NSFOCUS Found Multiple Vulnerabilities in Schneider Pelco Sarix professional Cameras

NSFOCUS Found Multiple Vulnerabilities in Schneider Pelco Sarix professional Cameras

March 6, 2018 | Adeline Zhang

Multiple vulnerabilities were found by NSFOCUS researchers in Schneider Pelco Sarix professional Cameras.

These vulnerabilities included:

CVE# Vulnerability Severity
CVE-2018-7227 Information Disclosure Medium
CVE-2018-7228 Admin Privilege Authentication Bypass High
CVE-2018-7229 Admin Privilege Authentication Bypass High
CVE-2018-7230 XML External Entity Vulnerability High
CVE-2018-7231 Command Execution – ‘system.opkg.remove’ Critical
CVE-2018-7232 Command Execution – ‘network.ieee8021x.delete_certs’ Critical
CVE-2018-7233 Command Execution – ‘model_name’ or ‘mac_address’ Critical
CVE-2018-7234 Arbitrary File Download – ssldownload.cgi High
CVE-2018-7235 Command Execution – ‘system.download.sd_file’ High
CVE-2018-7236 Remotely –opened SSL service in set_param/ Authentication Bypass High
CVE-2018-7237 Arbitrary File Delete – system.delete.sd_file Critical
CVE-2018-7238 Web-based GUI Buffer Overflow High

Affected versions

Pelco Sarix Professional Firmware < 3.29.67

Unaffected version

Pelco Sarix Professional firmware 3.29.67

Recommended Solutions

Schneider Electric has released the new version 3.29.67 to fix these vulnerabilities.

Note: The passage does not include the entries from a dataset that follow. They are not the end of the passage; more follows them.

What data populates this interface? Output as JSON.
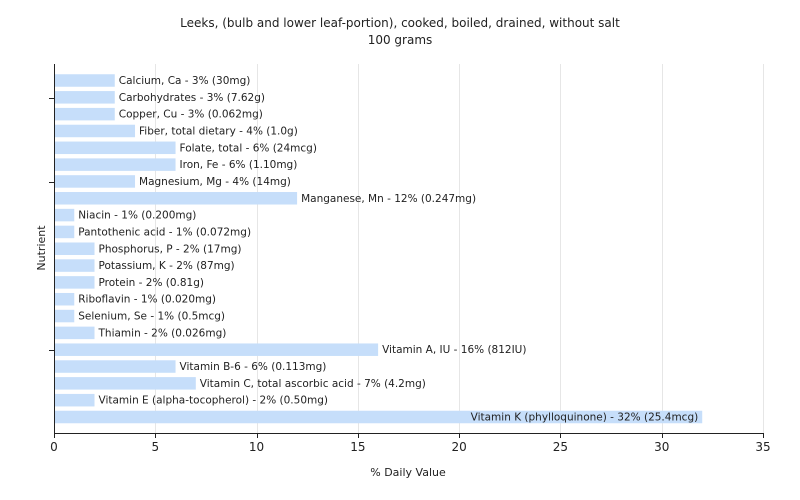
{
  "chart_data": {
    "type": "bar",
    "orientation": "horizontal",
    "title": "Leeks, (bulb and lower leaf-portion), cooked, boiled, drained, without salt",
    "subtitle": "100 grams",
    "xlabel": "% Daily Value",
    "ylabel": "Nutrient",
    "xlim": [
      0,
      35
    ],
    "xticks": [
      0,
      5,
      10,
      15,
      20,
      25,
      30,
      35
    ],
    "grid": true,
    "bar_color": "#c6defa",
    "categories": [
      "Calcium, Ca",
      "Carbohydrates",
      "Copper, Cu",
      "Fiber, total dietary",
      "Folate, total",
      "Iron, Fe",
      "Magnesium, Mg",
      "Manganese, Mn",
      "Niacin",
      "Pantothenic acid",
      "Phosphorus, P",
      "Potassium, K",
      "Protein",
      "Riboflavin",
      "Selenium, Se",
      "Thiamin",
      "Vitamin A, IU",
      "Vitamin B-6",
      "Vitamin C, total ascorbic acid",
      "Vitamin E (alpha-tocopherol)",
      "Vitamin K (phylloquinone)"
    ],
    "values": [
      3,
      3,
      3,
      4,
      6,
      6,
      4,
      12,
      1,
      1,
      2,
      2,
      2,
      1,
      1,
      2,
      16,
      6,
      7,
      2,
      32
    ],
    "labels": [
      "Calcium, Ca - 3% (30mg)",
      "Carbohydrates - 3% (7.62g)",
      "Copper, Cu - 3% (0.062mg)",
      "Fiber, total dietary - 4% (1.0g)",
      "Folate, total - 6% (24mcg)",
      "Iron, Fe - 6% (1.10mg)",
      "Magnesium, Mg - 4% (14mg)",
      "Manganese, Mn - 12% (0.247mg)",
      "Niacin - 1% (0.200mg)",
      "Pantothenic acid - 1% (0.072mg)",
      "Phosphorus, P - 2% (17mg)",
      "Potassium, K - 2% (87mg)",
      "Protein - 2% (0.81g)",
      "Riboflavin - 1% (0.020mg)",
      "Selenium, Se - 1% (0.5mcg)",
      "Thiamin - 2% (0.026mg)",
      "Vitamin A, IU - 16% (812IU)",
      "Vitamin B-6 - 6% (0.113mg)",
      "Vitamin C, total ascorbic acid - 7% (4.2mg)",
      "Vitamin E (alpha-tocopherol) - 2% (0.50mg)",
      "Vitamin K (phylloquinone) - 32% (25.4mcg)"
    ]
  }
}
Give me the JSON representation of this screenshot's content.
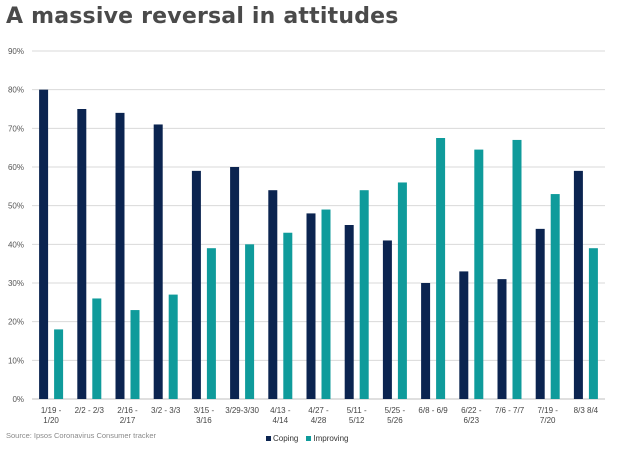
{
  "title": "A massive reversal in attitudes",
  "source": "Source: Ipsos Coronavirus Consumer tracker",
  "chart_data": {
    "type": "bar",
    "title": "A massive reversal in attitudes",
    "categories": [
      [
        "1/19 -",
        "1/20"
      ],
      [
        "2/2 - 2/3"
      ],
      [
        "2/16 -",
        "2/17"
      ],
      [
        "3/2 - 3/3"
      ],
      [
        "3/15 -",
        "3/16"
      ],
      [
        "3/29-3/30"
      ],
      [
        "4/13 -",
        "4/14"
      ],
      [
        "4/27 -",
        "4/28"
      ],
      [
        "5/11 -",
        "5/12"
      ],
      [
        "5/25 -",
        "5/26"
      ],
      [
        "6/8 - 6/9"
      ],
      [
        "6/22 -",
        "6/23"
      ],
      [
        "7/6 - 7/7"
      ],
      [
        "7/19 -",
        "7/20"
      ],
      [
        "8/3 8/4"
      ]
    ],
    "series": [
      {
        "name": "Coping",
        "color": "#0b2450",
        "values": [
          80,
          75,
          74,
          71,
          59,
          60,
          54,
          48,
          45,
          41,
          30,
          33,
          31,
          44,
          59
        ]
      },
      {
        "name": "Improving",
        "color": "#0f9b9b",
        "values": [
          18,
          26,
          23,
          27,
          39,
          40,
          43,
          49,
          54,
          56,
          67.5,
          64.5,
          67,
          53,
          39
        ]
      }
    ],
    "ylim": [
      0,
      90
    ],
    "yticks": [
      "0%",
      "10%",
      "20%",
      "30%",
      "40%",
      "50%",
      "60%",
      "70%",
      "80%",
      "90%"
    ],
    "grid": true,
    "legend": "bottom-center"
  }
}
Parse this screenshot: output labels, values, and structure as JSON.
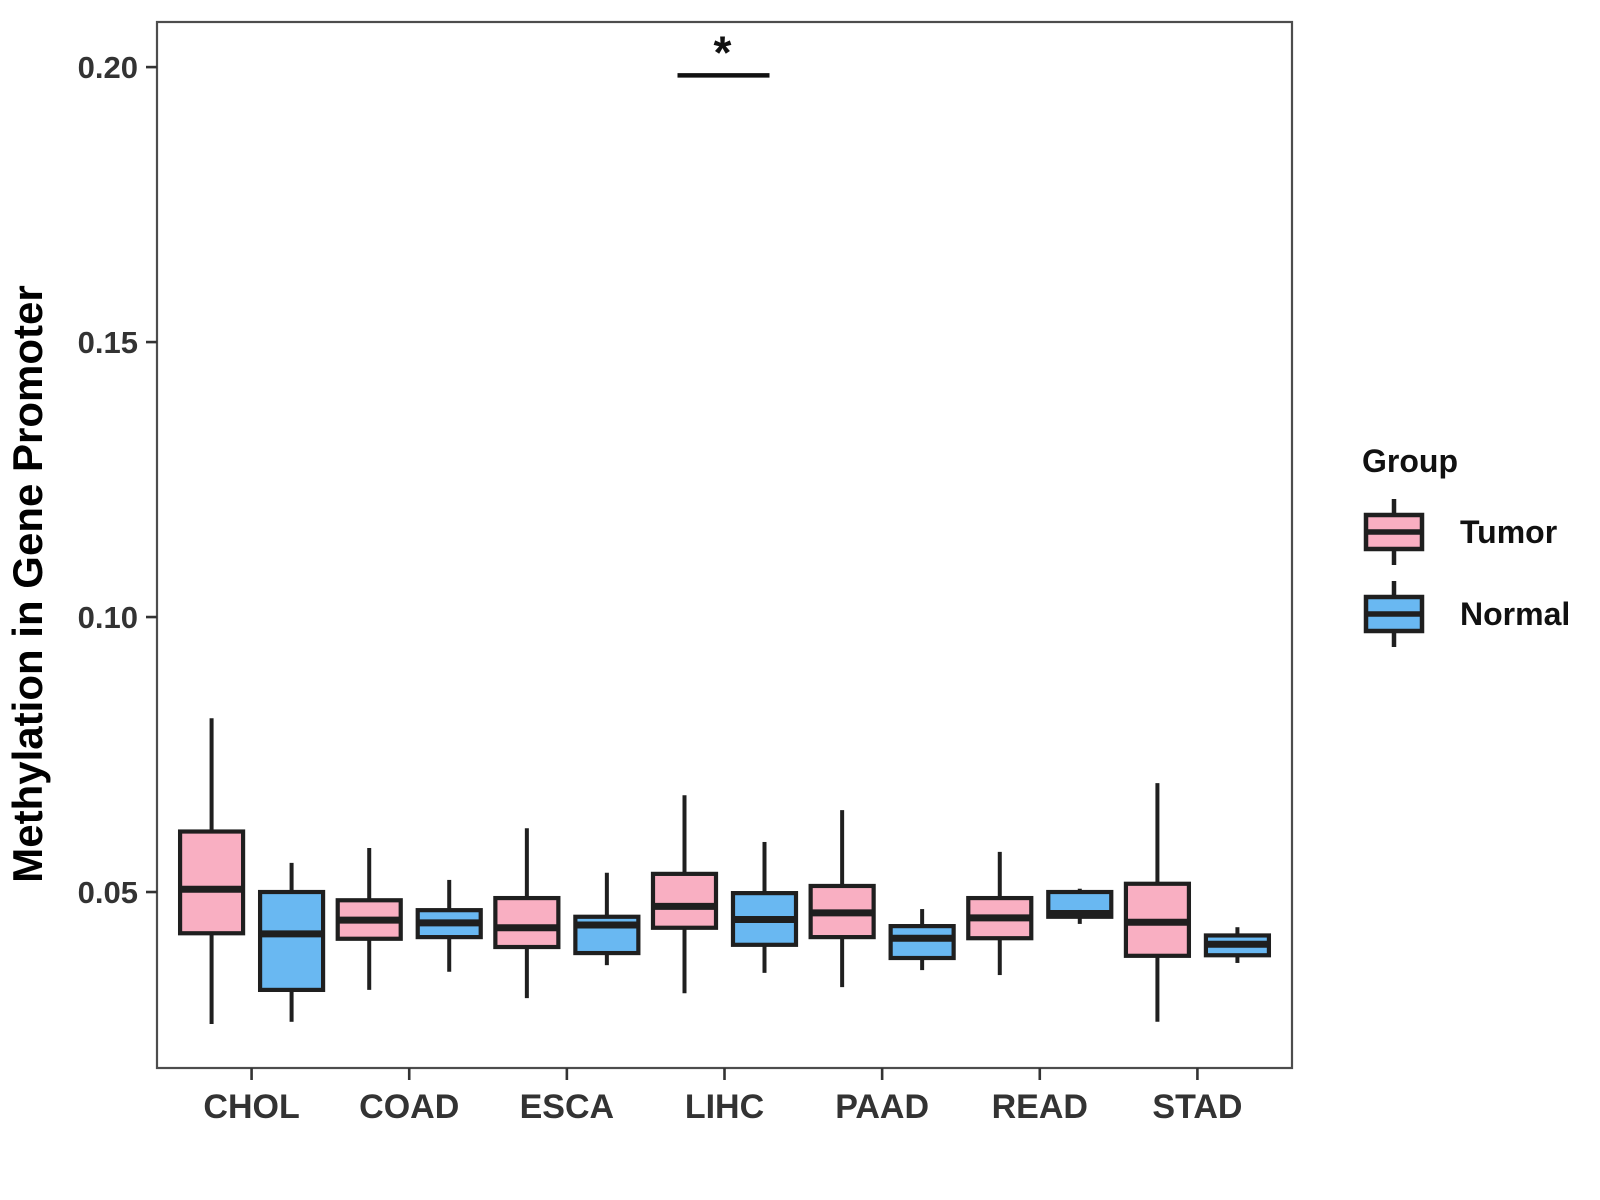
{
  "figure": {
    "background": "#FFFFFF"
  },
  "colors": {
    "tumor_fill": "#F9AFC2",
    "normal_fill": "#69B8F2",
    "box_border": "#1F1F1F",
    "panel_border": "#4D4D4D",
    "tick_text": "#333333",
    "title_text": "#000000"
  },
  "chart_data": {
    "type": "boxplot",
    "title": "",
    "xlabel": "",
    "ylabel": "Methylation in Gene Promoter",
    "categories": [
      "CHOL",
      "COAD",
      "ESCA",
      "LIHC",
      "PAAD",
      "READ",
      "STAD"
    ],
    "ylim": [
      0.018,
      0.2082
    ],
    "yticks": [
      {
        "value": 0.05,
        "label": "0.05"
      },
      {
        "value": 0.1,
        "label": "0.10"
      },
      {
        "value": 0.15,
        "label": "0.15"
      },
      {
        "value": 0.2,
        "label": "0.20"
      }
    ],
    "grid": false,
    "legend": {
      "title": "Group",
      "position": "right"
    },
    "series": [
      {
        "name": "Tumor",
        "fill": "#F9AFC2",
        "boxes": [
          {
            "category": "CHOL",
            "min": 0.026,
            "q1": 0.0425,
            "median": 0.0505,
            "q3": 0.061,
            "max": 0.0816
          },
          {
            "category": "COAD",
            "min": 0.0322,
            "q1": 0.0415,
            "median": 0.0449,
            "q3": 0.0485,
            "max": 0.058
          },
          {
            "category": "ESCA",
            "min": 0.0307,
            "q1": 0.04,
            "median": 0.0435,
            "q3": 0.0489,
            "max": 0.0616
          },
          {
            "category": "LIHC",
            "min": 0.0316,
            "q1": 0.0435,
            "median": 0.0474,
            "q3": 0.0533,
            "max": 0.0676
          },
          {
            "category": "PAAD",
            "min": 0.0327,
            "q1": 0.0418,
            "median": 0.0462,
            "q3": 0.0511,
            "max": 0.0649
          },
          {
            "category": "READ",
            "min": 0.0349,
            "q1": 0.0416,
            "median": 0.0453,
            "q3": 0.0489,
            "max": 0.0573
          },
          {
            "category": "STAD",
            "min": 0.0264,
            "q1": 0.0384,
            "median": 0.0445,
            "q3": 0.0515,
            "max": 0.0698
          }
        ]
      },
      {
        "name": "Normal",
        "fill": "#69B8F2",
        "boxes": [
          {
            "category": "CHOL",
            "min": 0.0264,
            "q1": 0.0322,
            "median": 0.0424,
            "q3": 0.05,
            "max": 0.0553
          },
          {
            "category": "COAD",
            "min": 0.0355,
            "q1": 0.0418,
            "median": 0.0444,
            "q3": 0.0467,
            "max": 0.0522
          },
          {
            "category": "ESCA",
            "min": 0.0367,
            "q1": 0.0389,
            "median": 0.044,
            "q3": 0.0455,
            "max": 0.0535
          },
          {
            "category": "LIHC",
            "min": 0.0353,
            "q1": 0.0404,
            "median": 0.045,
            "q3": 0.0498,
            "max": 0.0591
          },
          {
            "category": "PAAD",
            "min": 0.0358,
            "q1": 0.038,
            "median": 0.0416,
            "q3": 0.0438,
            "max": 0.0469
          },
          {
            "category": "READ",
            "min": 0.0442,
            "q1": 0.0455,
            "median": 0.0461,
            "q3": 0.05,
            "max": 0.0506
          },
          {
            "category": "STAD",
            "min": 0.0371,
            "q1": 0.0385,
            "median": 0.0405,
            "q3": 0.0421,
            "max": 0.0436
          }
        ]
      }
    ],
    "annotations": [
      {
        "type": "significance-bar",
        "category": "LIHC",
        "label": "*",
        "y": 0.1985
      }
    ]
  }
}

Users using the affected versions are advised to download and update to the new version immediately.

The new version can be downloaded at:

https://www.pelco.com/search#keyword/v3.29.67/tab/documents

In addition, NSFOCUS’s ICSScan (Scanner for Industrial Control Systems) can scan and detect all vulnerabilities mentioned above. For users with NSFOCUS ICSScan, please visit the following link and keep your ICSScan updated.

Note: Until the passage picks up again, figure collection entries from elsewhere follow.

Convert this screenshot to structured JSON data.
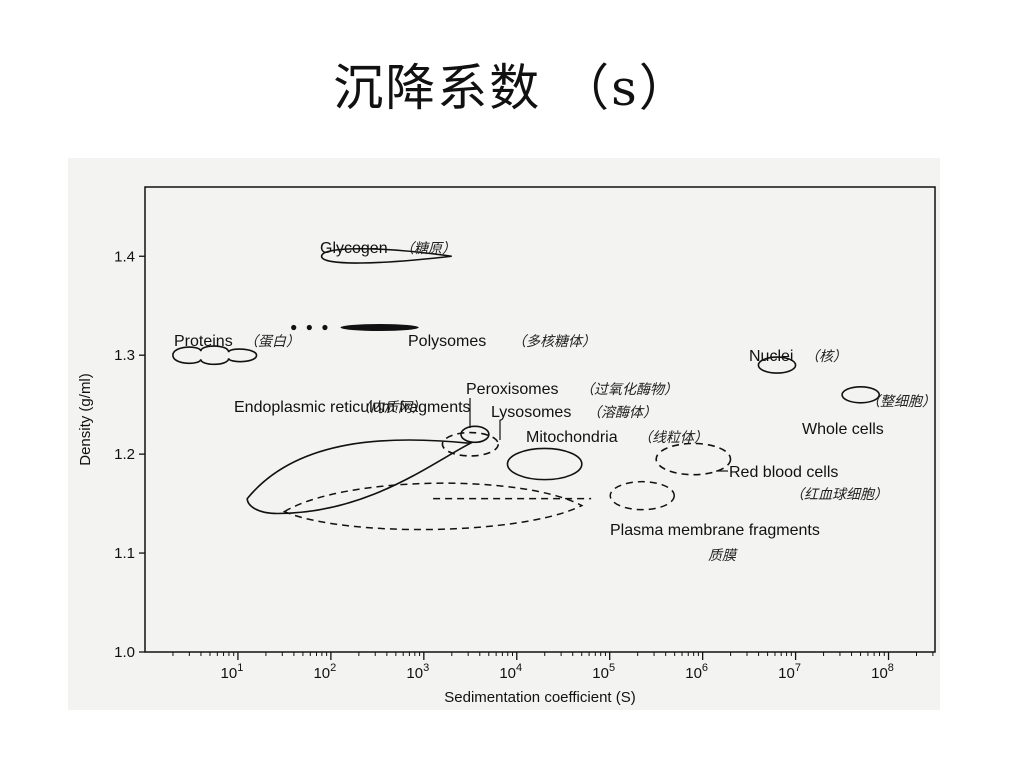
{
  "slide": {
    "title": "沉降系数 （s）"
  },
  "chart_data": {
    "type": "scatter",
    "xlabel": "Sedimentation coefficient (S)",
    "ylabel": "Density (g/ml)",
    "xscale": "log",
    "xlim_log10": [
      0,
      8.5
    ],
    "ylim": [
      1.0,
      1.47
    ],
    "yticks": [
      "1.0",
      "1.1",
      "1.2",
      "1.3",
      "1.4"
    ],
    "xticks": [
      {
        "base": "10",
        "exp": "1"
      },
      {
        "base": "10",
        "exp": "2"
      },
      {
        "base": "10",
        "exp": "3"
      },
      {
        "base": "10",
        "exp": "4"
      },
      {
        "base": "10",
        "exp": "5"
      },
      {
        "base": "10",
        "exp": "6"
      },
      {
        "base": "10",
        "exp": "7"
      },
      {
        "base": "10",
        "exp": "8"
      }
    ],
    "regions": [
      {
        "name": "Glycogen",
        "note": "（糖原）",
        "shape": "teardrop",
        "log10_s": [
          1.9,
          3.3
        ],
        "density": 1.4,
        "style": "solid"
      },
      {
        "name": "Proteins",
        "note": "（蛋白）",
        "shape": "blob",
        "log10_s": [
          0.3,
          1.2
        ],
        "density": 1.3,
        "style": "solid"
      },
      {
        "name": "Polysomes",
        "note": "（多核糖体）",
        "shape": "streak",
        "log10_s": [
          1.6,
          3.0
        ],
        "density": 1.328,
        "style": "solid"
      },
      {
        "name": "Nuclei",
        "note": "（核）",
        "shape": "ellipse",
        "log10_s": [
          6.6,
          7.0
        ],
        "density": 1.29,
        "style": "solid"
      },
      {
        "name": "Peroxisomes",
        "note": "（过氧化酶物）",
        "shape": "ellipse",
        "log10_s": [
          3.4,
          3.7
        ],
        "density": 1.22,
        "style": "solid"
      },
      {
        "name": "Lysosomes",
        "note": "（溶酶体）",
        "shape": "ellipse",
        "log10_s": [
          3.2,
          3.8
        ],
        "density": 1.21,
        "style": "dashed"
      },
      {
        "name": "Mitochondria",
        "note": "（线粒体）",
        "shape": "ellipse",
        "log10_s": [
          3.9,
          4.7
        ],
        "density": 1.19,
        "style": "solid"
      },
      {
        "name": "Whole cells",
        "note": "（整细胞）",
        "shape": "ellipse",
        "log10_s": [
          7.5,
          7.9
        ],
        "density": 1.26,
        "style": "solid"
      },
      {
        "name": "Red blood cells",
        "note": "（红血球细胞）",
        "shape": "ellipse",
        "log10_s": [
          5.5,
          6.3
        ],
        "density": 1.195,
        "style": "dashed"
      },
      {
        "name": "Endoplasmic reticulum fragments",
        "note": "（内质网）",
        "shape": "lens",
        "log10_s": [
          1.1,
          3.5
        ],
        "density": [
          1.14,
          1.215
        ],
        "style": "solid"
      },
      {
        "name": "Plasma membrane fragments",
        "note": "质膜",
        "shape": "lens",
        "log10_s": [
          1.5,
          4.7
        ],
        "density": [
          1.13,
          1.17
        ],
        "style": "dashed"
      }
    ]
  }
}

http://update.nsfocus.com/update/listICSScan

The vulnerabilities detected this time have tremendous impact on the series of Schneider products and could potentially enable hackers to take over control to steal information from whatever the camera is monitoring. Schneider viewed these vulnerabilities as either high or critical severity and issued an immediate firmware update after receiving our report. The CVE numbers were also assigned  instantly to make sure that people get noticed without any delay.